Confronting the Affair
Frequently the person who has been betrayed detects something is different in a partners behaviour. Although they knew something was wrong it can be difficult to broach as their partner may just deny anything is happening. Conversely they may also be afraid of what will happen if their fears are proved right and what they do then.
At some point the affair comes out into the open. It is then it cannot be ignored and has to be confronted for better or worse.
Admitting the Impact
The person who had the affair may not appreciate the impact it has had on their partner and may seek to downplay the trauma that this has caused. Equally they may discount the importance on the relationship or their involvement with the other person.

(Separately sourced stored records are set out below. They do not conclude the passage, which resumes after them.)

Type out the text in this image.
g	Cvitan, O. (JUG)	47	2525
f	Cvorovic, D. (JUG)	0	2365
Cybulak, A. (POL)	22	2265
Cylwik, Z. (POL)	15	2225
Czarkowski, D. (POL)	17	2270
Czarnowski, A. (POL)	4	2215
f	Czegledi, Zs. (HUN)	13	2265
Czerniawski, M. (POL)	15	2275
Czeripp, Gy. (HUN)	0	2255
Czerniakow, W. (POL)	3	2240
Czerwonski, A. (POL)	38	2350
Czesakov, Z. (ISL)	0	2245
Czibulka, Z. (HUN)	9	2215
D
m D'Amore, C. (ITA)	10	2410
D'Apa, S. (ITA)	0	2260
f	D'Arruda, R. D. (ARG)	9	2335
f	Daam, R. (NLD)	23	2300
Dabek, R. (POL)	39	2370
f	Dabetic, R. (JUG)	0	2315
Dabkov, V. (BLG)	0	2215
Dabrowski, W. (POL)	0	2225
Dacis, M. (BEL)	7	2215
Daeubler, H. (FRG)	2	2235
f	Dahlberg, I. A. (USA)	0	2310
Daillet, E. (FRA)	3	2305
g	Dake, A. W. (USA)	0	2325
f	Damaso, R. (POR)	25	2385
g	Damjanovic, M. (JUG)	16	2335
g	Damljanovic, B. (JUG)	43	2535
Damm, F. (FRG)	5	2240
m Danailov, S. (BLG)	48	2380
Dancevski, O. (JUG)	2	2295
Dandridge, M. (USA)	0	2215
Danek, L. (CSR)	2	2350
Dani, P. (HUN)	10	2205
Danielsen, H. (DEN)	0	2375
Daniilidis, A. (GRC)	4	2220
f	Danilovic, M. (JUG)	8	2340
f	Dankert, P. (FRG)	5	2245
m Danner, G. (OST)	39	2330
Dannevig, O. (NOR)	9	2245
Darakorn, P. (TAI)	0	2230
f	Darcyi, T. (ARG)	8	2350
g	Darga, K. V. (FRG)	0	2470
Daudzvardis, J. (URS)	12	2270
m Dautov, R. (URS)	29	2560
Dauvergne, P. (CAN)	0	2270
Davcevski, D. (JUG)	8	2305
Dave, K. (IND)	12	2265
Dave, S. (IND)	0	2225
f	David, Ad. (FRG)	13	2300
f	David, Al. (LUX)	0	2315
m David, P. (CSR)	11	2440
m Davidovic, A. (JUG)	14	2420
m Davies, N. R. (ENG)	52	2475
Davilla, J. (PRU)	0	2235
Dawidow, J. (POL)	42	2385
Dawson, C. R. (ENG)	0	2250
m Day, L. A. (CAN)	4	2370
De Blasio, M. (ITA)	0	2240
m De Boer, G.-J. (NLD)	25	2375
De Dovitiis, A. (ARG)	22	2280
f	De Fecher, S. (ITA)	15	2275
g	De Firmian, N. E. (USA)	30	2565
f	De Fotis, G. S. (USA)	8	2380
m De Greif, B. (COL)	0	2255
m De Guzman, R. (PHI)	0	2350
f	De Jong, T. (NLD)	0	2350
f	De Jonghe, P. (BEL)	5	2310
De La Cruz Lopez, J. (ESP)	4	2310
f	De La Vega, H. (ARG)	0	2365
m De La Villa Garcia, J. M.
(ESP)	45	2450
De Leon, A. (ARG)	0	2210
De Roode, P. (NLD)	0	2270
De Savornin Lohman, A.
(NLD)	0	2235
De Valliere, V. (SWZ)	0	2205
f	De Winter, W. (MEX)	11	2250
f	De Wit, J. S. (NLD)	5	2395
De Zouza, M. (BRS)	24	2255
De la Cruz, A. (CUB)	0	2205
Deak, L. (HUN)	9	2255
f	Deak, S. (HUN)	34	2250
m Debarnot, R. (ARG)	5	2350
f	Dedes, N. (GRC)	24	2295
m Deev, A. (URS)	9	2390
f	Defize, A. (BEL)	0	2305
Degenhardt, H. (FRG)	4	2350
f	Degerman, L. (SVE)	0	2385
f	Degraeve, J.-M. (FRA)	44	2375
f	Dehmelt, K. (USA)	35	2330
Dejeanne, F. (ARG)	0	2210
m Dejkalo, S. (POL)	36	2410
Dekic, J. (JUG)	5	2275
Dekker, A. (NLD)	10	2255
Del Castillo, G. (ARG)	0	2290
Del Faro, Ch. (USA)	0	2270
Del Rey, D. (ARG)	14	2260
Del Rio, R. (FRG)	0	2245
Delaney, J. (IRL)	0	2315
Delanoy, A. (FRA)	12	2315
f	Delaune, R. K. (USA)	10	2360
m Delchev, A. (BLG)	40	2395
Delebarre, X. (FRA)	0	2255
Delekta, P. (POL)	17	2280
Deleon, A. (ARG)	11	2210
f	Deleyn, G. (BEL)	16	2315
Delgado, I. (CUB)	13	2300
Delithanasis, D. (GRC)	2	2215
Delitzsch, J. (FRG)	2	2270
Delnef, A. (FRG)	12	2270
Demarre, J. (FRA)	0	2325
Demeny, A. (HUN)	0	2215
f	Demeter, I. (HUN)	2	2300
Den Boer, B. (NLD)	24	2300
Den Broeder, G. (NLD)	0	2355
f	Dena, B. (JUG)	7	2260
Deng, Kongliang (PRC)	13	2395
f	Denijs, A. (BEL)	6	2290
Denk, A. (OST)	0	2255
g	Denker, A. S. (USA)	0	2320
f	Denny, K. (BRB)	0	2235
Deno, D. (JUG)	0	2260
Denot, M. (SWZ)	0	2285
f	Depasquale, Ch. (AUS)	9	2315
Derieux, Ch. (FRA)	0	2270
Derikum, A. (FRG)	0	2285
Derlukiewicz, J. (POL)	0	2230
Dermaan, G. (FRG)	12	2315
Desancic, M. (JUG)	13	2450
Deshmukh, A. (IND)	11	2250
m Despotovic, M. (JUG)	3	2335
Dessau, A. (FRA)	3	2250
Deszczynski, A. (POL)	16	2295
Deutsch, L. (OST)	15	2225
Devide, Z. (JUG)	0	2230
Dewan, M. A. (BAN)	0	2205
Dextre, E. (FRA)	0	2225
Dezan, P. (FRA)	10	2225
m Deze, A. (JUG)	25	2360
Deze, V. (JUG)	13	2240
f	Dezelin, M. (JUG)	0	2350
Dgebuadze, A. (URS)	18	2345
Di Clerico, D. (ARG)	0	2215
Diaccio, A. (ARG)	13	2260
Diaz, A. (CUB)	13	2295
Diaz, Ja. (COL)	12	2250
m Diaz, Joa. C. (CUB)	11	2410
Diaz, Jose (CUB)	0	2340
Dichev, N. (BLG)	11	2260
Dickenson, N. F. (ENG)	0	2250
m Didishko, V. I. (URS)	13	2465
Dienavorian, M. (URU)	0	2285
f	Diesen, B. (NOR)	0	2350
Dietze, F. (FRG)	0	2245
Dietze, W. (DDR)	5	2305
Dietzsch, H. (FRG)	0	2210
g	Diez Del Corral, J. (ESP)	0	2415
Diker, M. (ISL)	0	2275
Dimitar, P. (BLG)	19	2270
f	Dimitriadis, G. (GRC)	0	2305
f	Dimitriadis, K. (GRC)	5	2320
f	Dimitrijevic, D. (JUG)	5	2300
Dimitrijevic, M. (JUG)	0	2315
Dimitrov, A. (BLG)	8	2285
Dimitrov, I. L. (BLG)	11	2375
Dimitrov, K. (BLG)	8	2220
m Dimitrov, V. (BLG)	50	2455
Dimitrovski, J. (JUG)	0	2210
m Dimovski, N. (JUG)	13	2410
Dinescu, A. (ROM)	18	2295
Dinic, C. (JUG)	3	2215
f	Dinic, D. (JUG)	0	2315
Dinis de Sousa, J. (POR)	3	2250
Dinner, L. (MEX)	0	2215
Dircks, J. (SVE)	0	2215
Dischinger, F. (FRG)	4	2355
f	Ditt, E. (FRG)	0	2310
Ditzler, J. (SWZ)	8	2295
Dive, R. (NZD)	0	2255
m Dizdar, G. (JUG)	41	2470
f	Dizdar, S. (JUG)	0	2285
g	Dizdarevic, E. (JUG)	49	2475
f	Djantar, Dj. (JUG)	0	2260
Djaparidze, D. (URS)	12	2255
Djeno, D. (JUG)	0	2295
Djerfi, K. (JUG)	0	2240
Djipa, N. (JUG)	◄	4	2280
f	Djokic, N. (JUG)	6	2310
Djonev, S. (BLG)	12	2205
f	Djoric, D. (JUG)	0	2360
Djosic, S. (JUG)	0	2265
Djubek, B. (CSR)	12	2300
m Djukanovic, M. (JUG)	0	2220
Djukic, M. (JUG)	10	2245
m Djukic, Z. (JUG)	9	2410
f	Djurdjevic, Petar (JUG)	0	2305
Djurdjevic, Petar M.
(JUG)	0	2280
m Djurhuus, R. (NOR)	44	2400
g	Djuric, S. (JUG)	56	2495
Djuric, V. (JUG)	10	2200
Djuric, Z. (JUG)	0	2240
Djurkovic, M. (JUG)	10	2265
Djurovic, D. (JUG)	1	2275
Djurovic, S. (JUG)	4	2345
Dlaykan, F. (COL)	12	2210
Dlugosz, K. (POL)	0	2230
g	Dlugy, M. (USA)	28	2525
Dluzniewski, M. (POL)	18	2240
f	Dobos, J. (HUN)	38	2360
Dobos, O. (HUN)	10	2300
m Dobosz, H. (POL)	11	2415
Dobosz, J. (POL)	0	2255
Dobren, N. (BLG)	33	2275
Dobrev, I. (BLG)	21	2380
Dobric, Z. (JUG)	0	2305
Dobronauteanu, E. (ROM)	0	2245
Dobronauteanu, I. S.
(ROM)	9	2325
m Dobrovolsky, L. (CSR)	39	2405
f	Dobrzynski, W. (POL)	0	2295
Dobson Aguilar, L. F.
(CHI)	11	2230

If the relationship is to get past this rupture then the person who had the affair has first to admit to themselves the betrayal of the relationship and the impact on the other.
Relationship at Risk
The affair puts the continuation of the relationship at risk. It will take time to decide if they are trust worthy and if the relationship can be built or even if there is the will to do so.
It’s important to look at the relationship prior to the affair and understand what was happening to both partners as a couple and as individuals. In some instances there have been ongoing conflicts that have not been discussed and resolved instead they have been ignored to keep the peace. In other situations one partner feels left out, ignored or stifled and a lack of identity.
There is a Reason
Affairs don’t just happen. It might be a personal crisis such as bereavement or illness. A father may feel pushed out when a baby is born. A mother may lose her role when children leave home. The fear of losing a relationship may also lead to an affair in an attempt to head off not being left alone. Relationships go through changes as time passes, this has a direct bearing on what happens individually and as a couple.
Pain, Empathy and Respect
Both partners will hurt emotionally and it is an important part of the healing process that each can recognise the other pain in an empathic and respectful way.
This is not to excuse what has happened, rather it’s important for both partners to understand what lead up to the affair and their part in it.
This enables better choices to be made and decisions about what changes need to be made for the benefit of any future relationship.
Often the next phase is to work through the areas of conflict that have not yet been addressed. This is helpful in two ways. The first is to recognise the conflict that is still in the relationship. Bring in out into the open so it may be acknowledged by both partners and then worked through. The second is being able to acknowledge and address conflicts that arise in the future. Differences can then be resolved in a positive way that enhance the relationship, rather than diminish it.
It takes time, courage and patience to rebuild a committed relationship. There is a need for each to consider if they are worthy of the others trust. Hold the in mind what has happened with awareness and insight. Continue to be mindful of what happened in the past so that it is not repeated in the future.